History
The borough consisted of most of the town of Callington in the East of Cornwall. Callington was the last of the Cornish boroughs to be enfranchised, returning its first members in 1585; like most of the Cornish boroughs enfranchised or re-enfranchised during the Tudor period, it was a rotten borough from the start, and was never substantial enough to have a mayor and corporation.

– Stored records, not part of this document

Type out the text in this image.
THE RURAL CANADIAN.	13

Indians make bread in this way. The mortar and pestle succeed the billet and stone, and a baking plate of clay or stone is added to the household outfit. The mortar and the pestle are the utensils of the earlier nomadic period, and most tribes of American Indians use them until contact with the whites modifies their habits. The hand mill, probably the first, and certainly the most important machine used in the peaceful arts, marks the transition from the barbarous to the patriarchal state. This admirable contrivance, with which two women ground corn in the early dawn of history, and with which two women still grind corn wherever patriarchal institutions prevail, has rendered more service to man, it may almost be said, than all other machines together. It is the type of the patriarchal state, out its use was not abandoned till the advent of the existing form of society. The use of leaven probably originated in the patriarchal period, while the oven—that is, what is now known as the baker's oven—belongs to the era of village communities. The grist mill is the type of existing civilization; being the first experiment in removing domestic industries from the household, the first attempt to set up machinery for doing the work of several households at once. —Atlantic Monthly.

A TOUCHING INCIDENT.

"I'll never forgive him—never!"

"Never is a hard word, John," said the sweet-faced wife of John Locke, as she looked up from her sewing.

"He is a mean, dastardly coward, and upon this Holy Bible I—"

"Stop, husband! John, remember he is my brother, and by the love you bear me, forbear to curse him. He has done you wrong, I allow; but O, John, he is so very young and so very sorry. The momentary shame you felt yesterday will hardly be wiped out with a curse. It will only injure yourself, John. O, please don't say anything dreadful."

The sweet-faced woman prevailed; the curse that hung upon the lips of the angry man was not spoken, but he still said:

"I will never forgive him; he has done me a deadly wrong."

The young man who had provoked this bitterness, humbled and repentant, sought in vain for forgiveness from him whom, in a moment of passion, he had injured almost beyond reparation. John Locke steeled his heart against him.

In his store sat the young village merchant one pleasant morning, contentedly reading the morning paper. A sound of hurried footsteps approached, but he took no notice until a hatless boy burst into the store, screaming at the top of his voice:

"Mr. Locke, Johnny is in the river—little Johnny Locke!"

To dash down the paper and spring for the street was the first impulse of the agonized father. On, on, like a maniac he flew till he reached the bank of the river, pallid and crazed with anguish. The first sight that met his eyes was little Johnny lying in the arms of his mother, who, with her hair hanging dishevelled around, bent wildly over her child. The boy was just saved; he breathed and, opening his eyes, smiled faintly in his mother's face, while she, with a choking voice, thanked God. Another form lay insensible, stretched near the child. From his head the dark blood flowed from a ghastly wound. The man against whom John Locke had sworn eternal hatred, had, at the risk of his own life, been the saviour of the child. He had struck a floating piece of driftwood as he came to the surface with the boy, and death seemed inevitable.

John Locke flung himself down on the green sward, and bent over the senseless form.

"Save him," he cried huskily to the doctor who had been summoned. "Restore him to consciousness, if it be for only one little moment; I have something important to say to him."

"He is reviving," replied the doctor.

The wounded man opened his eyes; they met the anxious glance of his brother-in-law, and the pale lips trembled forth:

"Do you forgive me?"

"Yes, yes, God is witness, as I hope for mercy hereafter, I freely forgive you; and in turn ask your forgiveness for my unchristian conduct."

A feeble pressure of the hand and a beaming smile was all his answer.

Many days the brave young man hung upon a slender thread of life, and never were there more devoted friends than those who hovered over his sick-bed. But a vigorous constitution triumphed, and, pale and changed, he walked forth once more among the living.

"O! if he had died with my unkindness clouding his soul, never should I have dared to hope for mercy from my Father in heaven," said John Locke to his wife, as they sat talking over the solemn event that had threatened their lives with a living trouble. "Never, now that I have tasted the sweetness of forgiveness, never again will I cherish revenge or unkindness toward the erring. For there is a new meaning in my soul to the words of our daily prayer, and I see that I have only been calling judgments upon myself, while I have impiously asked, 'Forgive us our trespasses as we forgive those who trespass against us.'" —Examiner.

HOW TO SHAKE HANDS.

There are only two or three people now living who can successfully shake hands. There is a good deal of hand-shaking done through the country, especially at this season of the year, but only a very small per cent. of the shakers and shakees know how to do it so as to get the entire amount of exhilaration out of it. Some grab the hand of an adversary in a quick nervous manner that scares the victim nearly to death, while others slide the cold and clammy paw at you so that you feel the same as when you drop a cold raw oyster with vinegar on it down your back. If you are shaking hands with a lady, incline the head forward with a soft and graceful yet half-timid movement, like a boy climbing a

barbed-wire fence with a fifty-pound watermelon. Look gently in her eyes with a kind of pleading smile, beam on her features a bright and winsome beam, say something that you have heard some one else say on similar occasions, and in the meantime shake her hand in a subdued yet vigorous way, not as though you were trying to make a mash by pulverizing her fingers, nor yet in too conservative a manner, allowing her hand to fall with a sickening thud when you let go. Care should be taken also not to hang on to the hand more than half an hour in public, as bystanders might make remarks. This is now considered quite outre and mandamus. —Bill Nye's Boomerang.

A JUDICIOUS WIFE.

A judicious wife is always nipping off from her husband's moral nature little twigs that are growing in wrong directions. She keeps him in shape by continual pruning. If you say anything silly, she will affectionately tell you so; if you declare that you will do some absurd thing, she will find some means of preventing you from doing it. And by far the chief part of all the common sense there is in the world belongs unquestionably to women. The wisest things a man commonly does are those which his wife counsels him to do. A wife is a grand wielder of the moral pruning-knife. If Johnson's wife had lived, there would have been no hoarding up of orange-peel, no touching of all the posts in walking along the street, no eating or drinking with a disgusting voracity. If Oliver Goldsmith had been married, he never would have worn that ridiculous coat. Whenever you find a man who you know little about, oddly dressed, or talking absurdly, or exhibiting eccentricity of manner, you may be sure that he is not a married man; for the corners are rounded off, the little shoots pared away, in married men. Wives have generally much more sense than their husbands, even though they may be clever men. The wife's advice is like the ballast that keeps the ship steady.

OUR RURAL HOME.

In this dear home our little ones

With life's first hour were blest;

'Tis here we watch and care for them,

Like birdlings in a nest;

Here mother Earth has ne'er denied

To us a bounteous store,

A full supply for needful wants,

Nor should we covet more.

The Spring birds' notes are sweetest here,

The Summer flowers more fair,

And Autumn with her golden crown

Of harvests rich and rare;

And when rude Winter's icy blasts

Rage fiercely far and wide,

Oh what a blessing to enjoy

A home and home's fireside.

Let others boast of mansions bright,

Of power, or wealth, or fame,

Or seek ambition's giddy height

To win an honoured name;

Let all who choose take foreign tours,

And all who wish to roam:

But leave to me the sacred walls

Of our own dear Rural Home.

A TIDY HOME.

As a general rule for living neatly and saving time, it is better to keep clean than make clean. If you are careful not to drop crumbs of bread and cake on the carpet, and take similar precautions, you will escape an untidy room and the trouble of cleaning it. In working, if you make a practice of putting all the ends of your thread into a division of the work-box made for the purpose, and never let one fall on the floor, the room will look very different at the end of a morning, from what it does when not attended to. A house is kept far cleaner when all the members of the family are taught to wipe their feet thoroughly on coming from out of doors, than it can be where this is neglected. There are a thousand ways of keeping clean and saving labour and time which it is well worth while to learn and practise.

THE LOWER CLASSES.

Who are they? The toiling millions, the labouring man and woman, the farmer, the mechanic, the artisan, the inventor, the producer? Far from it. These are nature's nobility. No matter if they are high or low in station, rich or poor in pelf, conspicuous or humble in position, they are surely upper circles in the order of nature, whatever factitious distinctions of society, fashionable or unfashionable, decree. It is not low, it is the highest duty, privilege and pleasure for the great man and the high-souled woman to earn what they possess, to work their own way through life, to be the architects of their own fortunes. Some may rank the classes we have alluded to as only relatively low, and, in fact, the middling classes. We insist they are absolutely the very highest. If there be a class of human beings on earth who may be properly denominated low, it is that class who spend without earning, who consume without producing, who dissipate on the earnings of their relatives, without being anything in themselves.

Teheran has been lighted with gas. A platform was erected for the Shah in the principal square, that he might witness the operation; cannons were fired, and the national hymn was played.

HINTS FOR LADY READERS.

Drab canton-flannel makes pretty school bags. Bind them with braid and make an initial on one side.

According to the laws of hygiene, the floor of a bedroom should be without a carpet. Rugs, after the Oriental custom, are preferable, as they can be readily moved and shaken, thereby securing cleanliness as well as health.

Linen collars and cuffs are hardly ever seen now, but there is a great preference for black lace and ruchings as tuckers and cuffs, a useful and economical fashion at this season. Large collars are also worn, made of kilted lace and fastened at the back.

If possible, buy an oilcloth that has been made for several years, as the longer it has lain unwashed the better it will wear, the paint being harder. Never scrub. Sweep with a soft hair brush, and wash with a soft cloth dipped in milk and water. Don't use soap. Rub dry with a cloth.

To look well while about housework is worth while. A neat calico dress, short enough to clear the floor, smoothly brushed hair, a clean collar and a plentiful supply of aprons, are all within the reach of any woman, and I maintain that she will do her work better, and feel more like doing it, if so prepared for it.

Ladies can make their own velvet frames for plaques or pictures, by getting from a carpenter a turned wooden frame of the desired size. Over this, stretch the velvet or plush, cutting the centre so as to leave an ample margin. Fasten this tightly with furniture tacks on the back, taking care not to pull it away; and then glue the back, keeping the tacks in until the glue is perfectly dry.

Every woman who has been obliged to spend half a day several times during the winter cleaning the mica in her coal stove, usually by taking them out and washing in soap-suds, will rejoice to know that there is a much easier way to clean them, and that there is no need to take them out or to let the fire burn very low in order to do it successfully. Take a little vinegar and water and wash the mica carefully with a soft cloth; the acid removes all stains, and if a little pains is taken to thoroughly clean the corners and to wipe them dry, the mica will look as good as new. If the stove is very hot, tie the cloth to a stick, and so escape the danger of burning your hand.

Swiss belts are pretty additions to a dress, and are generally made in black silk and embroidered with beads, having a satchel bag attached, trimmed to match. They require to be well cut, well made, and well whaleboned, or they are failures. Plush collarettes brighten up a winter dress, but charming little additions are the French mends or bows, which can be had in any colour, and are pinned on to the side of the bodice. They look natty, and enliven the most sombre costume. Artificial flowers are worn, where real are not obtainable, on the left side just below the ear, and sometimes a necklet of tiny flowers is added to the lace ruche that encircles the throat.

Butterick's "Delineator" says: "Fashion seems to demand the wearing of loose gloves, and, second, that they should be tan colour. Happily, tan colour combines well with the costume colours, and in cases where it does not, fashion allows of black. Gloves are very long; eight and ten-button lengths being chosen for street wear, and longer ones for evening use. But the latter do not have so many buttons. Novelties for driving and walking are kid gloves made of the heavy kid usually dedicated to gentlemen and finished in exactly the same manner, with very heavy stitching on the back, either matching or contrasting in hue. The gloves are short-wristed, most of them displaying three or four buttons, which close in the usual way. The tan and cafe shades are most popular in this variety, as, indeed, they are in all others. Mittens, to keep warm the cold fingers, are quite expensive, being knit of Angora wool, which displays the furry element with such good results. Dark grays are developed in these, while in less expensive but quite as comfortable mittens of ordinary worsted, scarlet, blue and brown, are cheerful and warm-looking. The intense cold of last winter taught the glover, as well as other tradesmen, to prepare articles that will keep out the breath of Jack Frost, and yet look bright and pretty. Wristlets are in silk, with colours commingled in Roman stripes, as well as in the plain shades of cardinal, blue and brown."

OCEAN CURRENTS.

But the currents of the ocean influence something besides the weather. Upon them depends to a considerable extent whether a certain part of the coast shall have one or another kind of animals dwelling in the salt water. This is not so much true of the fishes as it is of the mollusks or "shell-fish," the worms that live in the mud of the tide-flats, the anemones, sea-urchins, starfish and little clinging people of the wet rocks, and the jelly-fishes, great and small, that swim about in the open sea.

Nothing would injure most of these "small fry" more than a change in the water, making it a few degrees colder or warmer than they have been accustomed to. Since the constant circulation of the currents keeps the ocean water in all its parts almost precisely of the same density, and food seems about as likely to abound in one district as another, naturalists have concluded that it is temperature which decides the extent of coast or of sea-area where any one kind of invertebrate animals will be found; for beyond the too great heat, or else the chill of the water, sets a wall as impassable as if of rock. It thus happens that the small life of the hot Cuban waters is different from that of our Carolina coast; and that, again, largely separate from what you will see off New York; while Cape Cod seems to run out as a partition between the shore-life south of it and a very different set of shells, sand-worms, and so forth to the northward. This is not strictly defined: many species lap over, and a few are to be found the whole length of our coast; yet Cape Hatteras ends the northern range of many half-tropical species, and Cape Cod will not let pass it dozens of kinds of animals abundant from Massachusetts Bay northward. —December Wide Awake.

The right to vote in Callington was disputed until a decision of the House of Commons in 1821 settled it as resting with "freeholders of the borough and ... life-tenants of freeholders, resident for 40 days before the election and rated to the poor at 40 shillings or more". This considerably enlarged the electorate, for there had been only 42 voters in the borough in 1816, but the Parliamentary return of 1831 reported that 225 were qualified. In the 18th century the power of the "patron" to influence the voters in Callington was considered absolute; the patronage originally rested with the Rolle family, then passed to the Dowager Lady Orford, mother of The Earl of Orford. By 1816 it had passed to Lord Clinton, but was no longer as secure as it had been, so that the Coryton family was sufficiently influential to challenge his power on occasion.
In 1831, the borough had a population of 1,082, and 225 houses; the part of the town outside the borough boundaries contained only a further eight houses, leaving no scope to enlarge it. It was disfranchised by the Great Reform Act in 1832.